Dat dit kabinet daar de hand mee licht, blijkt wel uit het feit dat tot vorige week de Eerste Kamer nog goedkeuring moest geven aan een aantal departementale begrotingen voor het al vier maanden lopende begrotingsjaar. Met veel kunst- en vliegwerk kwam dat bijna allemaal goed, ook omdat sommige fracties in de senaat het domweg niet aandurfden een lopende begroting weg te stemmen. Chaos troef op financieel-economisch terrein.
Dat de onderhandelingen over de Voorjaarsnota deze week onder hoogspanning stonden, was geheel en al aan de coalitie zelf te wijten. Sinds de Miljoenennota van vorig jaar, zijn er voor vele miljarden aan wijzigingen aangebracht in de plannen. Deels door gewijzigde politieke inzichten (de btw op cultuur en media bijvoorbeeld), deels door tegenvallers (asiel) en deels door een veranderde werkelijkheid (defensie). Grote gemene deler bij de parlementaire behandeling van die onderwerpen was het gemak waarmee enerzijds een besluit werd teruggedraaid en anderzijds de rekening daarvoor werd doorgeschoven. De optelsom van al dat opportunisme was de gordiaanse knoop waarmee de Voorjaarsnota-onderhandelingen werden opgescheept.
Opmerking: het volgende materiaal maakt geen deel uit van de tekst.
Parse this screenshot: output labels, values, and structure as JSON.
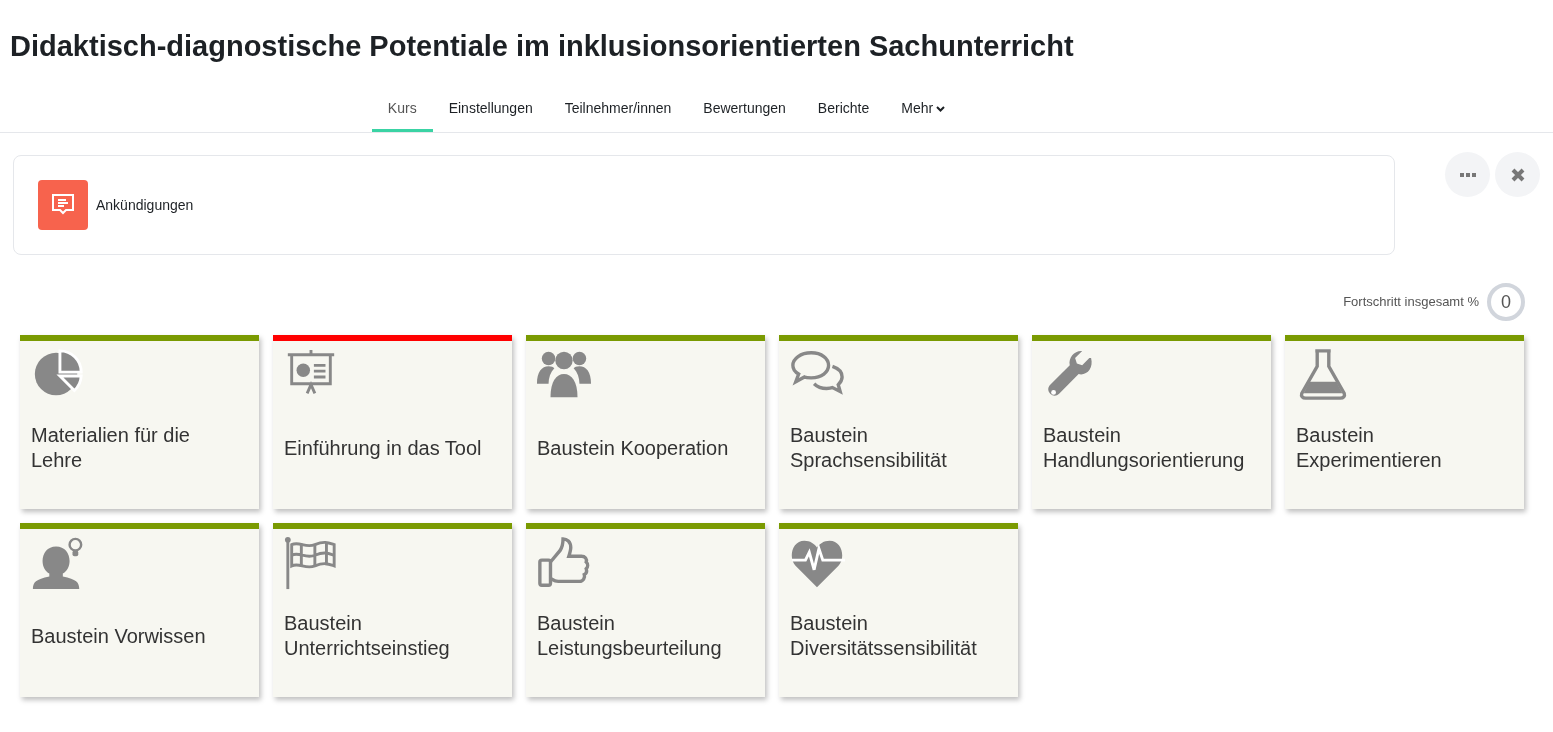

Zo op het oog is het knap dat de vier partijen hun zelfgecreëerde probleem hebben weten op te lossen. Maar dat is schijn. De echt grote besluiten (klimaat, stikstof) zijn wederom doorgeschoven. Ook loopt het tekort meer op dan het Centraal Planbureau had berekend, omdat niet uitgegeven miljarden niet in ‘het saldo’ lopen, maar in latere jaren alsnog worden uitgegeven (de beruchte ‘kasschuif’).
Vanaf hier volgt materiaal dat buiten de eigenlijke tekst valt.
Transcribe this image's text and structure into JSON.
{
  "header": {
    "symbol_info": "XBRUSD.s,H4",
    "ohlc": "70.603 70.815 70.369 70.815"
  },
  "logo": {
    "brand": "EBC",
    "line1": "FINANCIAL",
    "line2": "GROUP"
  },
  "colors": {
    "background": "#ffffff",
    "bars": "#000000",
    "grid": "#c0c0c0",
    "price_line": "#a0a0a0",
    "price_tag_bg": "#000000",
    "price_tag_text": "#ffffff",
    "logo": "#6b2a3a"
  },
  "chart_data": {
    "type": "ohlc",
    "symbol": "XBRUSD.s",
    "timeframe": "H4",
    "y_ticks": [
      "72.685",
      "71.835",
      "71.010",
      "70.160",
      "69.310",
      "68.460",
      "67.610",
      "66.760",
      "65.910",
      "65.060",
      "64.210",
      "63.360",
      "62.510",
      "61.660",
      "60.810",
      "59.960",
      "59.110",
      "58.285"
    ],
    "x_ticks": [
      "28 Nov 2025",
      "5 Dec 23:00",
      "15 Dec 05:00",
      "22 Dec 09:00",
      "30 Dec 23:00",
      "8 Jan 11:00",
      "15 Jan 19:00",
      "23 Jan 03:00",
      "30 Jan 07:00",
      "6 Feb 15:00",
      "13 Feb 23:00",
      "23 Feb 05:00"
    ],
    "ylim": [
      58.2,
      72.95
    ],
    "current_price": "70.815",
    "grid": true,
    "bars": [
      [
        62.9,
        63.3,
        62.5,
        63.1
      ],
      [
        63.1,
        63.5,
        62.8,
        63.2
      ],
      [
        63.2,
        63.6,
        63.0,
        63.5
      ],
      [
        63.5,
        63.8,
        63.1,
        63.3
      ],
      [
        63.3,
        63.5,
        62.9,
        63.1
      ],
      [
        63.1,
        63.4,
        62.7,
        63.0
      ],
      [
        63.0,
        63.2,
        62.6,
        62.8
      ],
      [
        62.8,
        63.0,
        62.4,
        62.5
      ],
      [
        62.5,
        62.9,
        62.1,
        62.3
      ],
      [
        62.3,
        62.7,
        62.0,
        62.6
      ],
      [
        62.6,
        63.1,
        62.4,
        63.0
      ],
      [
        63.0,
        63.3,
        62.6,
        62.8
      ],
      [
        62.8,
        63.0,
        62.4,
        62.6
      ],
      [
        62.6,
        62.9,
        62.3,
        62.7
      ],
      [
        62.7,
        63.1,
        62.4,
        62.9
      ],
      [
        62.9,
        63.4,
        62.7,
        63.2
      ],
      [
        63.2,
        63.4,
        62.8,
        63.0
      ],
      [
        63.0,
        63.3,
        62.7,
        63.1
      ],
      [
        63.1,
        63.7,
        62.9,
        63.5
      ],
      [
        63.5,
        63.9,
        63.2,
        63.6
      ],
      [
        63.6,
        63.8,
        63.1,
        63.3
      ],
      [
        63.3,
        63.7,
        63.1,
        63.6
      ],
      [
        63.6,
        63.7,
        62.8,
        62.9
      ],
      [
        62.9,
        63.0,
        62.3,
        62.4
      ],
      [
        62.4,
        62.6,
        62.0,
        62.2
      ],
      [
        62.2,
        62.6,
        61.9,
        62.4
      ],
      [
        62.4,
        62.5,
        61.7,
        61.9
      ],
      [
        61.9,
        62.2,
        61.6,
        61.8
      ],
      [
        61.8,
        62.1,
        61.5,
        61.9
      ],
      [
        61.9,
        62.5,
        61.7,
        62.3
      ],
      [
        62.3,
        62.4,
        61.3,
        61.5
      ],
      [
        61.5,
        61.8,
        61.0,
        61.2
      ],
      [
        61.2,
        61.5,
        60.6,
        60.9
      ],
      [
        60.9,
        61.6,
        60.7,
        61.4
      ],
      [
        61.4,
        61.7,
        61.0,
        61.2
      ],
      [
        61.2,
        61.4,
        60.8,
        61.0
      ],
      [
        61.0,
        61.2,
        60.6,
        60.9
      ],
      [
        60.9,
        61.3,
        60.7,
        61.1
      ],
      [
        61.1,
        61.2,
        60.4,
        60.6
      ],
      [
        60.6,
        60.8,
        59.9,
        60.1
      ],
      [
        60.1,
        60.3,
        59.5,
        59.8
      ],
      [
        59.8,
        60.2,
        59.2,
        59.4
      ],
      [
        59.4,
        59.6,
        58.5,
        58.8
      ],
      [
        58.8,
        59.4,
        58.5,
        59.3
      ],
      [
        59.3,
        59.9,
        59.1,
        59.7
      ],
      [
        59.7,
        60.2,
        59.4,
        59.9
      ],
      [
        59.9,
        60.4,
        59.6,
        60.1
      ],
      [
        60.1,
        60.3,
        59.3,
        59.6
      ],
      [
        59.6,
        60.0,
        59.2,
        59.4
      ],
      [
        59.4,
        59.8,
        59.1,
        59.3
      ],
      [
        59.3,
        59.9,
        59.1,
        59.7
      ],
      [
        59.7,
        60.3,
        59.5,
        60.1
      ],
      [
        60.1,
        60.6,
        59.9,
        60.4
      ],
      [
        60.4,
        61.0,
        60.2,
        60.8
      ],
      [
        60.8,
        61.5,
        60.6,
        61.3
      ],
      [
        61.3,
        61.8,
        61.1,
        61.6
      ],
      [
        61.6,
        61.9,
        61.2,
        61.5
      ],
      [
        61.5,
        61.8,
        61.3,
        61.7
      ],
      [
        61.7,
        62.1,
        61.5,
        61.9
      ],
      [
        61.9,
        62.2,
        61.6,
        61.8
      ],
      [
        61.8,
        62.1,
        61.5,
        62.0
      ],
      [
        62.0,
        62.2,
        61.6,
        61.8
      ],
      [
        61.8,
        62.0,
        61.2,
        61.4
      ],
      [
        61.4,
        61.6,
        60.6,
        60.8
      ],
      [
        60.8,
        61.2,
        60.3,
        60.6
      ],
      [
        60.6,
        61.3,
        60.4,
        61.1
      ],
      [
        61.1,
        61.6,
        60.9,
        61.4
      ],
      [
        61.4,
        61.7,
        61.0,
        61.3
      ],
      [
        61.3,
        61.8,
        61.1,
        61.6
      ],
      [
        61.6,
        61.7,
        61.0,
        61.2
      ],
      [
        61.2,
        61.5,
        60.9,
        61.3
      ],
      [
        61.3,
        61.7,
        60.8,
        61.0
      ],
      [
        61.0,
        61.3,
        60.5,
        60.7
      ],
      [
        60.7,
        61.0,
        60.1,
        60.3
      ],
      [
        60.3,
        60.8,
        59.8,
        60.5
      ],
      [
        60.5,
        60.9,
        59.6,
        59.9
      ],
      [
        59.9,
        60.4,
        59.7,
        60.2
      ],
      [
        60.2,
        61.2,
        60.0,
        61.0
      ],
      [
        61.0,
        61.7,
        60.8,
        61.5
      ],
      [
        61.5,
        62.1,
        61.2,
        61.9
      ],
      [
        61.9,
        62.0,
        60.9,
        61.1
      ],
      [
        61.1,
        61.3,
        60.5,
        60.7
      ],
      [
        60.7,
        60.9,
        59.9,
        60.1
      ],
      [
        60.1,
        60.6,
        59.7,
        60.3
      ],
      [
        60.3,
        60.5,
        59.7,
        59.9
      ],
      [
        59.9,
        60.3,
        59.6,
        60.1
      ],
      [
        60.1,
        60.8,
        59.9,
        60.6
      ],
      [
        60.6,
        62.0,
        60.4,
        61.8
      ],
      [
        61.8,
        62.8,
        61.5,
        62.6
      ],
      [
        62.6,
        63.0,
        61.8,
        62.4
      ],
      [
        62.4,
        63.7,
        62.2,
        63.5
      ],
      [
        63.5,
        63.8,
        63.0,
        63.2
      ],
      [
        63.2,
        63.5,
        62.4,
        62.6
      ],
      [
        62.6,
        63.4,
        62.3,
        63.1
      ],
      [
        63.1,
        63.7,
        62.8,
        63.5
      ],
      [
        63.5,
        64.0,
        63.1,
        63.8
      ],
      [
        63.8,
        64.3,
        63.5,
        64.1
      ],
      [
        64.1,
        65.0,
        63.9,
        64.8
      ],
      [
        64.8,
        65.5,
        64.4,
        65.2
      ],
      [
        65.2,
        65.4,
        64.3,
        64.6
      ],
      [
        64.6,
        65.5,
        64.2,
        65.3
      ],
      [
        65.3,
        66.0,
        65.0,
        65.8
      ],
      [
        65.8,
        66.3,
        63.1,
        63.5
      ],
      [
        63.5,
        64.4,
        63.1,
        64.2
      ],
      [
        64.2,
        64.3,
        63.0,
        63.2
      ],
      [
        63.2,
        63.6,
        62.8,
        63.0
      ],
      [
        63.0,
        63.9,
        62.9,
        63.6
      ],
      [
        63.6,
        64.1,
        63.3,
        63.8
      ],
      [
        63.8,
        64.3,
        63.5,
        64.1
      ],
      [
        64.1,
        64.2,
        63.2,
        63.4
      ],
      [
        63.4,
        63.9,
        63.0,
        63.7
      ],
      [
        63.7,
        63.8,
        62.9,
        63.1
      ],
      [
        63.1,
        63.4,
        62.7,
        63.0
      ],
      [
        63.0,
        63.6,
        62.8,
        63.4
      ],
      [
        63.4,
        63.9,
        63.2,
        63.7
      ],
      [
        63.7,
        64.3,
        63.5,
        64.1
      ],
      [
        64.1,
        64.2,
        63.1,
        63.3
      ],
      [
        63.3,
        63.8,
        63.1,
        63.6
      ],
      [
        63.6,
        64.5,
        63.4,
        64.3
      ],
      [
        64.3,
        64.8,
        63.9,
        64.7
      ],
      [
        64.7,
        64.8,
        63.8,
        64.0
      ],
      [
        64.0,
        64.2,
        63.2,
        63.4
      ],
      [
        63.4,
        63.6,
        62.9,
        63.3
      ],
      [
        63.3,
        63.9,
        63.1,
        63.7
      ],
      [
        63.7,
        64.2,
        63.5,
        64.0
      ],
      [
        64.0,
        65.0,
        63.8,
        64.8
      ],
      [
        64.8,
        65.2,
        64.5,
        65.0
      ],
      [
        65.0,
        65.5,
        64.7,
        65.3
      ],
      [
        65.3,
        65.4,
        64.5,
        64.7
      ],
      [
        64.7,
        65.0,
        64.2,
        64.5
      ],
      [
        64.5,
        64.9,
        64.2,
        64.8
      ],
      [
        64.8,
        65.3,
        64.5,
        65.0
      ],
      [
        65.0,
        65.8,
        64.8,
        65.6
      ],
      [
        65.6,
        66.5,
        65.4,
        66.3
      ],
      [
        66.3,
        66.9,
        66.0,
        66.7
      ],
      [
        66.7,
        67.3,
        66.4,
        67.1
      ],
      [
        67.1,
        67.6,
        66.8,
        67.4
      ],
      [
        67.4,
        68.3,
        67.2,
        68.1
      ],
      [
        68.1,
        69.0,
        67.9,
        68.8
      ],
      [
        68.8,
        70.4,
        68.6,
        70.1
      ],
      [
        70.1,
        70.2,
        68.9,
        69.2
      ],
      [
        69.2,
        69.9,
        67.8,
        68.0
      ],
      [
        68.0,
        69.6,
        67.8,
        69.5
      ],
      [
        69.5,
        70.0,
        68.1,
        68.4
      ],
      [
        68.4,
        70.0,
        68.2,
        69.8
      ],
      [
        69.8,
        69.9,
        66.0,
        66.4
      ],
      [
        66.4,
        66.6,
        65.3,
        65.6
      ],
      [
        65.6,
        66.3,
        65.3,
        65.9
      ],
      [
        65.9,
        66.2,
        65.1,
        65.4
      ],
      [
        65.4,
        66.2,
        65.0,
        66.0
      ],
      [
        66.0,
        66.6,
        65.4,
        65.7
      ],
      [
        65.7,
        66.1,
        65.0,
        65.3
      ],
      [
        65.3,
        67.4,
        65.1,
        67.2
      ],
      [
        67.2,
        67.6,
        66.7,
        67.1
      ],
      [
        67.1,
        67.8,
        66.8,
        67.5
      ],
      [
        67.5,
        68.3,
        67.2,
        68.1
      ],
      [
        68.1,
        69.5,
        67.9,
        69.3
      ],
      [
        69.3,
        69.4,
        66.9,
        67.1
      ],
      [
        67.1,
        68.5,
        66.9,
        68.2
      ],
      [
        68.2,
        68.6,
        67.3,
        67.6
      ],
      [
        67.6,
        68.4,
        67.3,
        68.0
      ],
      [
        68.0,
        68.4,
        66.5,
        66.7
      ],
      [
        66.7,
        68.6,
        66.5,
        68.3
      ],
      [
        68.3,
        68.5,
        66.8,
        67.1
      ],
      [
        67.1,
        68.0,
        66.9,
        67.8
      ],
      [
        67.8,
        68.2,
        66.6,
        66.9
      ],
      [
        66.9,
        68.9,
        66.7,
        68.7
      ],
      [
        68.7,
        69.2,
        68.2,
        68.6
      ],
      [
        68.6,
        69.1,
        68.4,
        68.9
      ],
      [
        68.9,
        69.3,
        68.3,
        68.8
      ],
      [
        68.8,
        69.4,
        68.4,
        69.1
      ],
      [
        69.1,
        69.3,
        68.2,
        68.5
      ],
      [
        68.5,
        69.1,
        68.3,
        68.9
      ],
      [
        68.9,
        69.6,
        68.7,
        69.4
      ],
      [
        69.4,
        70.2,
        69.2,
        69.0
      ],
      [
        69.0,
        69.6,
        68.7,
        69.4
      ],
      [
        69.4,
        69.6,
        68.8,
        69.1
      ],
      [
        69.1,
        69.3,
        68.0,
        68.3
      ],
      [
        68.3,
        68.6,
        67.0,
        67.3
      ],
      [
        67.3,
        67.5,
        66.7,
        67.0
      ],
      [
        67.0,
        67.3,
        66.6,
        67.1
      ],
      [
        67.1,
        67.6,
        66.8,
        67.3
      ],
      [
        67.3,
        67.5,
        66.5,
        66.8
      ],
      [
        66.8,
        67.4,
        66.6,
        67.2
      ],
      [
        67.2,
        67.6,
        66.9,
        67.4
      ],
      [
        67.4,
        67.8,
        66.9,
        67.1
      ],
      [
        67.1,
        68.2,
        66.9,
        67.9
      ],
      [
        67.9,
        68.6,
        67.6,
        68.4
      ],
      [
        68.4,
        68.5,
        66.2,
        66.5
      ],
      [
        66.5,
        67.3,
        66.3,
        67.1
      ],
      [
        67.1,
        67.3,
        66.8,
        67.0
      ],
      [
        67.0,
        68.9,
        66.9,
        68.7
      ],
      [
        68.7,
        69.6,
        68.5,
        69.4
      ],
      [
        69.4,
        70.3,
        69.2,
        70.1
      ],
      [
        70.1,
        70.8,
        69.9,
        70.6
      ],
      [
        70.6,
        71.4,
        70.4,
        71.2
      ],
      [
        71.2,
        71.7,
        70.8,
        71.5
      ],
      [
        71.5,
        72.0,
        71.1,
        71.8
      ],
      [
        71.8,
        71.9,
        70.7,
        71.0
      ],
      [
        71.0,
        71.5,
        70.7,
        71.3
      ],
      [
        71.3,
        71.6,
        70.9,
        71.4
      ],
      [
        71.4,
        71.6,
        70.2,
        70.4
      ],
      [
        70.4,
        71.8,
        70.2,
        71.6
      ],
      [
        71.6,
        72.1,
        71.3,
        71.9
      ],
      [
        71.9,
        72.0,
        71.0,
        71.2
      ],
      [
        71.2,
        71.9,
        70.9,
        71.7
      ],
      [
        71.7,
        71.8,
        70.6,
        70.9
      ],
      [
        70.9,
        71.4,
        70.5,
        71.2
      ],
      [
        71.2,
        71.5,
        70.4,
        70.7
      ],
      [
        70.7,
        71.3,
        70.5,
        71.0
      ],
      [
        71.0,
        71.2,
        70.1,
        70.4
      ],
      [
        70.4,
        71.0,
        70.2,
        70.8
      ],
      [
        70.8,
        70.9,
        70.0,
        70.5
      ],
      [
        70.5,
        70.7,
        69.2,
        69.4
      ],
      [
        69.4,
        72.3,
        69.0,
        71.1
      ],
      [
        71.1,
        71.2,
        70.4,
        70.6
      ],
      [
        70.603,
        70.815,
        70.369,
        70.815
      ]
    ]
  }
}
Problematischer nog dan dat, is de manier waarop er onderhandeld is. De vier partijen kozen ervoor om alleen met minister Eelco Heinen (Financiën, VVD) om de tafel te gaan, en andere bewindslieden buiten de gesprekken te houden. Het gevolg was dat zij donderdagochtend pas hoorden of zij er geld bij kregen of juist moesten inleveren. Het leidde tot verwarring en teleurstelling, niet alleen in de ministersploeg, maar ook bij bijvoorbeeld provincies die toegezegde gelden voor een Lelylijn zagen verdampen ten gunste van een Nedersaksenlijn en een paar N-wegen.
Wie inzoomt op de plannen, ziet dat ze wel degelijk pijn doen. De inkomstenbelasting gaat omhoog, net als de vermogensbelasting, het middelbaar onderwijs krijgt minder geld voor het helpen van kansarme kinderen, de werkloosheidsuitkering wordt met een half jaar ingekort, gratis kinderopvang uitgesteld, er verdwijnt 600 miljoen uit het Klimaatfonds en met de kaasschaaf moeten alle departementen de stijgende kosten voor inflatie deels zelf opvangen.
Het extraparlementaire experiment van deze coalitie loopt tegen zijn eigen grenzen aan, of is daar al doorheen. Het willens en wetens weghouden van vakministers, die met steun van hun ambtelijk apparaat wél weten hoe bezuinigingen of investeringen uitpakken, leidt tot ad-hoc-politiek die vaak meer kwaad dan goed doet. Visieloze koehandel zonder de echte consequenties daarvan te willen openbaren. Premier Schoof kon na afloop niets anders dan met zalvende woorden de eenheid benadrukken. Verder dan: „het kabinet is wederom net niet gevallen” lijkt hij niet te komen.
Wat resteert is het beeld van een coalitie die permanent in de campagnestand lijkt te staan. Het bedienen van de eigen achterban wordt boven het landsbelang geplaatst. Ook deze Voorjaarsnota is een toonbeeld van gestold wantrouwen: pakken wat je pakken kunt voordat de boel in elkaar stort. Zolang die dreiging boven elke onderhandeling hangt, blijven PVV, VVD, NSC en BBB vechten om electoraal aantrekkelijke kruimels. Het land is daar niet bij gebaat.